Hugging Face Datasets provides massive datasets from various sources, including academic research, popular benchmark projects, and real-world applications. These datasets have been carefully vetted, processed, and standardized to guarantee consistency and use. The package also includes utilities for data preparation, splitting, shuffling, and obtaining extra resources, such as pre-trained models.

The Hugging Face Datasets library works well with other popular NLP libraries, such as Hugging Face Transformers, allowing you to combine datasets with cutting-edge NLP models seamlessly.

Why use data version control for Hugging Face Datasets?

Reproducibility

Data changes rapidly. This makes maintaining an accurate record of its current condition over time challenging. Teams often keep only one state of their data: the present state.

Frequent data changes make it difficult to debug a data problem, validate machine learning training accuracy (when re-running a model on different data yields different outputs), or comply with data audits.

Data lake best practices call for reproducibility – a capability that allows us to time travel between distinct versions of the data. This, in turn, lets us take snapshots of the data at various periods and under varied conditions.

Exposing a Git-like interface to data enables tracking of more than just the present status of the data. It facilitates actions like branching and committing over big datasets. The result is repeatable, atomic, and versioned data lake activities, which lead to improved data management.

Parallel experimentation

ML practitioners face problems managing the expanding complexity of ML models and the ever-increasing volume of data. Efficient data management and version control are increasingly important for successful machine learning operations.

This is especially true for parallel ML, which entails running experiments in parallel with different parameters (for example, using different optimizers or epochs).

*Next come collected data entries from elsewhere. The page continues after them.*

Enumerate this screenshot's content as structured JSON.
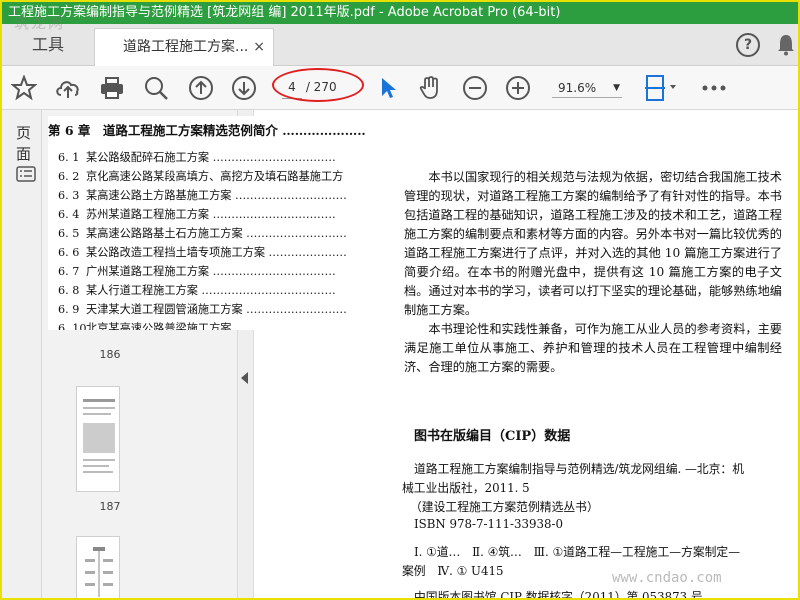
{
  "window": {
    "title": "工程施工方案编制指导与范例精选 [筑龙网组 编] 2011年版.pdf - Adobe Acrobat Pro (64-bit)"
  },
  "watermark_logo": "筑龙网",
  "tabs": {
    "tools": "工具",
    "document": "道路工程施工方案...",
    "close": "×"
  },
  "toolbar": {
    "current_page": "4",
    "total_pages": "/ 270",
    "zoom": "91.6%",
    "help": "?"
  },
  "left_panel": {
    "label": "页面"
  },
  "thumbnails": [
    {
      "num": "186"
    },
    {
      "num": "187"
    }
  ],
  "toc": {
    "heading": "第 6 章　道路工程施工方案精选范例简介 ……………………",
    "items": [
      {
        "no": "6. 1",
        "text": "某公路级配碎石施工方案 ……………………………"
      },
      {
        "no": "6. 2",
        "text": "京化高速公路某段高填方、高挖方及填石路基施工方"
      },
      {
        "no": "6. 3",
        "text": "某高速公路土方路基施工方案 …………………………"
      },
      {
        "no": "6. 4",
        "text": "苏州某道路工程施工方案 ……………………………"
      },
      {
        "no": "6. 5",
        "text": "某高速公路路基土石方施工方案 ………………………"
      },
      {
        "no": "6. 6",
        "text": "某公路改造工程挡土墙专项施工方案 …………………"
      },
      {
        "no": "6. 7",
        "text": "广州某道路工程施工方案 ……………………………"
      },
      {
        "no": "6. 8",
        "text": "某人行道工程施工方案 ………………………………"
      },
      {
        "no": "6. 9",
        "text": "天津某大道工程圆管涵施工方案 ………………………"
      },
      {
        "no": "6. 10",
        "text": "北京某高速公路普梁施工方案 …………………………"
      }
    ]
  },
  "document": {
    "para1": "本书以国家现行的相关规范与法规为依据，密切结合我国施工技术管理的现状，对道路工程施工方案的编制给予了有针对性的指导。本书包括道路工程的基础知识，道路工程施工涉及的技术和工艺，道路工程施工方案的编制要点和素材等方面的内容。另外本书对一篇比较优秀的道路工程施工方案进行了点评，并对入选的其他 10 篇施工方案进行了简要介绍。在本书的附赠光盘中，提供有这 10 篇施工方案的电子文档。通过对本书的学习，读者可以打下坚实的理论基础，能够熟练地编制施工方案。",
    "para2": "本书理论性和实践性兼备，可作为施工从业人员的参考资料，主要满足施工单位从事施工、养护和管理的技术人员在工程管理中编制经济、合理的施工方案的需要。",
    "cip_title": "图书在版编目（CIP）数据",
    "cip_line1": "道路工程施工方案编制指导与范例精选/筑龙网组编. —北京：机",
    "cip_line2": "械工业出版社，2011. 5",
    "cip_line3": "（建设工程施工方案范例精选丛书）",
    "cip_line4": "ISBN 978-7-111-33938-0",
    "cip_line5": "Ⅰ. ①道…　Ⅱ. ④筑…　Ⅲ. ①道路工程—工程施工—方案制定—",
    "cip_line6": "案例　Ⅳ. ① U415",
    "cip_line7": "中国版本图书馆 CIP 数据核字（2011）第 053873 号"
  },
  "site_watermark": "www.cndao.com",
  "colors": {
    "titlebar": "#2d9e3f",
    "highlight": "#e02020",
    "border": "#e8e000",
    "select_tool": "#1a73d9"
  }
}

Version control solutions like lakeFS can boost your ML experiments and streamline the development pipeline. For example, by combining lakeFS with MinIO, a high-speed object storage solution, you can fully realize the promise of parallel ML without sacrificing performance or scalability.

Collaboration

One of the most difficult aspects of working with a large number of people on a single project is version control—managing the many contributions your group makes to shared working documents.

Your contributors may be located worldwide or in the same room, working concurrently or asynchronously. No matter how your organization is structured, the efforts of multiple contributors must be combined into a single project.

Version control regulates this process by storing a history of modifications and who made them. It allows you to reverse or go back to older versions of documents and see how various contributors’ contributions have altered the project over time. This is why data versioning is so important for fostering good collaboration practices in a team.

How to use lakeFS with Hugging Face Datasets

The ???? Datasets library supports access to cloud storage providers via fsspec FileSystem implementations.

lakefs-spec is a community implementation of an fsspec Filesystem to help users fully leverage lakeFS data version control capabilities.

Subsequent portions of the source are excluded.